Thursday, December 11, 2008

HANDEL: Messiah - Karl Richter, London Philharmonic

Just came out yesterday. Remember that I always write to/about students.


Album: HANDEL: Messiah

Artist(s): Karl Richter, London Philharmonic Orchestra,
John Alldis Choir, Donald Macintyre, Stuart Burrows, Helen Donath, Anna Reynolds

One of the most honored holiday traditions of Anglo culture is performances of Handel’s Messiah. Most of us have attended at least one in our lives—we even have a biannual performance here at Elmhurst College that is always quite respectably done and is a standing recommendation. Nevertheless, experience strangely reveals that too few actually own a copy of Messiah on disc.

It therefore seems appropriate to highlight recommend this present performance of Karl Richter’s, which stands firmly in the Romantic Messiah tradition preserved through the last century. Unlike most modern recordings, this Messiah utilizes a full orchestra, large chorus, and operatic soloists who do no ornamentation. To the “period performance” type, this doubtless sounds horrific, but the fact of the matter is that this performance is one of recorded music’s best kept secrets, unfairly relegated to obscurity.

Richter’s conducting confirms his status as the then-reigning Bach expert—squarely Germanic, displaying broad, stately tempi and a good sense of baroque rhythm. The opening overture is vested with weight and great seriousness, but doesn’t drag—you may miss the double-dotting often read into the score if that’s what you’re used to, but the more traditional approach succeeds very well on its own terms. In particular the “Pastoral Symphony” is very pretty and lovingly phrased. The sound he draws from the orchestra is bit relaxed and mellow (the strings sound almost lazy in places), but very deep and appropriate to his stately conception.

Richter’s approach is well served by the John Alldis Choir, whose mature sound and admirable precision are on full display throughout. The lengthy melismas of “And He Shall Purify” sound quite comfortable for the ensemble and Richter’s dynamic changes are very well judged. “For Unto Us a Child is Born,” and “Hallelujah” both capture the necessary joy and grandeur of the words. Perhaps the only misfire is “Behold the Lamb God,” where the absence of double dotting inhibits the dramatic punch of the music.

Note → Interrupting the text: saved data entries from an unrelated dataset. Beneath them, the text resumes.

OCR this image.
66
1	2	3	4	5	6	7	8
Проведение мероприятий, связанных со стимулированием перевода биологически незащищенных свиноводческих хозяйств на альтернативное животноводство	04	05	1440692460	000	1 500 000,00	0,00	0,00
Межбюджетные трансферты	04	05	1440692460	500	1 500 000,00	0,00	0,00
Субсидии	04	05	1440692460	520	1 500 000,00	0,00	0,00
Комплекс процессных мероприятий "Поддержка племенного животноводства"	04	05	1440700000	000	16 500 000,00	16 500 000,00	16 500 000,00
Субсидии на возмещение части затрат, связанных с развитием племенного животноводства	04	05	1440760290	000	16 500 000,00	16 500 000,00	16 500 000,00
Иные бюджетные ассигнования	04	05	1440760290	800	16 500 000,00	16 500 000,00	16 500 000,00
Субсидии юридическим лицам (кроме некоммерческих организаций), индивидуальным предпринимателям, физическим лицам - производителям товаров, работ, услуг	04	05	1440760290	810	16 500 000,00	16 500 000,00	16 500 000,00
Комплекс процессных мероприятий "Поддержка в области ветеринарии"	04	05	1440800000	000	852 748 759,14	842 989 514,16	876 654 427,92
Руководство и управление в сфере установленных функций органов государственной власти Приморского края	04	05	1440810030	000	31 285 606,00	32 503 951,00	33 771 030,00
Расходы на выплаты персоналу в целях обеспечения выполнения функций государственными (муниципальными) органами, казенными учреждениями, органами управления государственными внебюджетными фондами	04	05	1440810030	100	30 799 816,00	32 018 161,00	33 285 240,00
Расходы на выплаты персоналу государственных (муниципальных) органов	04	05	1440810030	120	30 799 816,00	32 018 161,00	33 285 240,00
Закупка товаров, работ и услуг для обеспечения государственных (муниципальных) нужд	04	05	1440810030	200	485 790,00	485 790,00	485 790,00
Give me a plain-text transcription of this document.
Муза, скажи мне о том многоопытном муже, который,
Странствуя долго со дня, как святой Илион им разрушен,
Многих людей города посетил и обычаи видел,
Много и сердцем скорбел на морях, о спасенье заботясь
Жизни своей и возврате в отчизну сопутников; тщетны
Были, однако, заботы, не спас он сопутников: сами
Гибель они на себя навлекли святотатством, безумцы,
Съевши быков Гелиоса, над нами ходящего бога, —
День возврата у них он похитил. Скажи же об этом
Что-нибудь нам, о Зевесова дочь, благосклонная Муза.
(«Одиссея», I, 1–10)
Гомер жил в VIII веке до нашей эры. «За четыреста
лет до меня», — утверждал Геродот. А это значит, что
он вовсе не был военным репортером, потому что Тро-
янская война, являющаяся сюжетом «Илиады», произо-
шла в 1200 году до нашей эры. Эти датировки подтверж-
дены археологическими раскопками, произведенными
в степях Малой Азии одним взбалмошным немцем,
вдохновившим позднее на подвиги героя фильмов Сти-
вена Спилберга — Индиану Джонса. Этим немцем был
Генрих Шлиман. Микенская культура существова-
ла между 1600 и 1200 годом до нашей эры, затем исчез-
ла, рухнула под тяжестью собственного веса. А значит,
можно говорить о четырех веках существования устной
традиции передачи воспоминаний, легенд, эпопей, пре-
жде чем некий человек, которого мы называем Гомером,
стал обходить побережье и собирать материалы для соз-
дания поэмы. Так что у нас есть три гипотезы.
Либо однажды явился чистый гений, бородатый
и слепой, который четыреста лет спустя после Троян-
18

The soloists are all rock solid vocally and are all native English speakers, delivering satisfying renditions of all the works solo “highlights.” Helen Donath and Anna Reynolds both consistently perform capably and musically, Donath notable for her sweet, even timbre. Donald Macintyre’s Wagnerian bass-baritone is sonorous, powerful, and delivers his solo pieces with suitable majesty and control. Most refreshingly, he also sings “But Who May Abide the Day of His Coming,” eschewing the inferior practice of giving this aria to the alto. But the tenor is the real standout here—in Stuart Barrows we have a consummate oratorio tenor, warm and bright, at once both gentlemanly and heroic. His performances of “Comfort Ye” and “Ev’ry Valley” are darn near perfect, elegant and sincere in the recitative, breezy and cheerful in the aria. And he is equally capable in “Thou Shalt Break Them,” correctly conveying the anger of the text with through both color and his explosive high notes.

In all, this performance produces a most singular and valuable quality: a feeling of timelessness, perfectly capturing the eternal nature of both the music and its subject matter. The album is definitely worth owning, and its relative obscurity makes it a fairly cheap proposition (around $8 on Amazon at the time of writing). If you don’t already Messiah, get this one.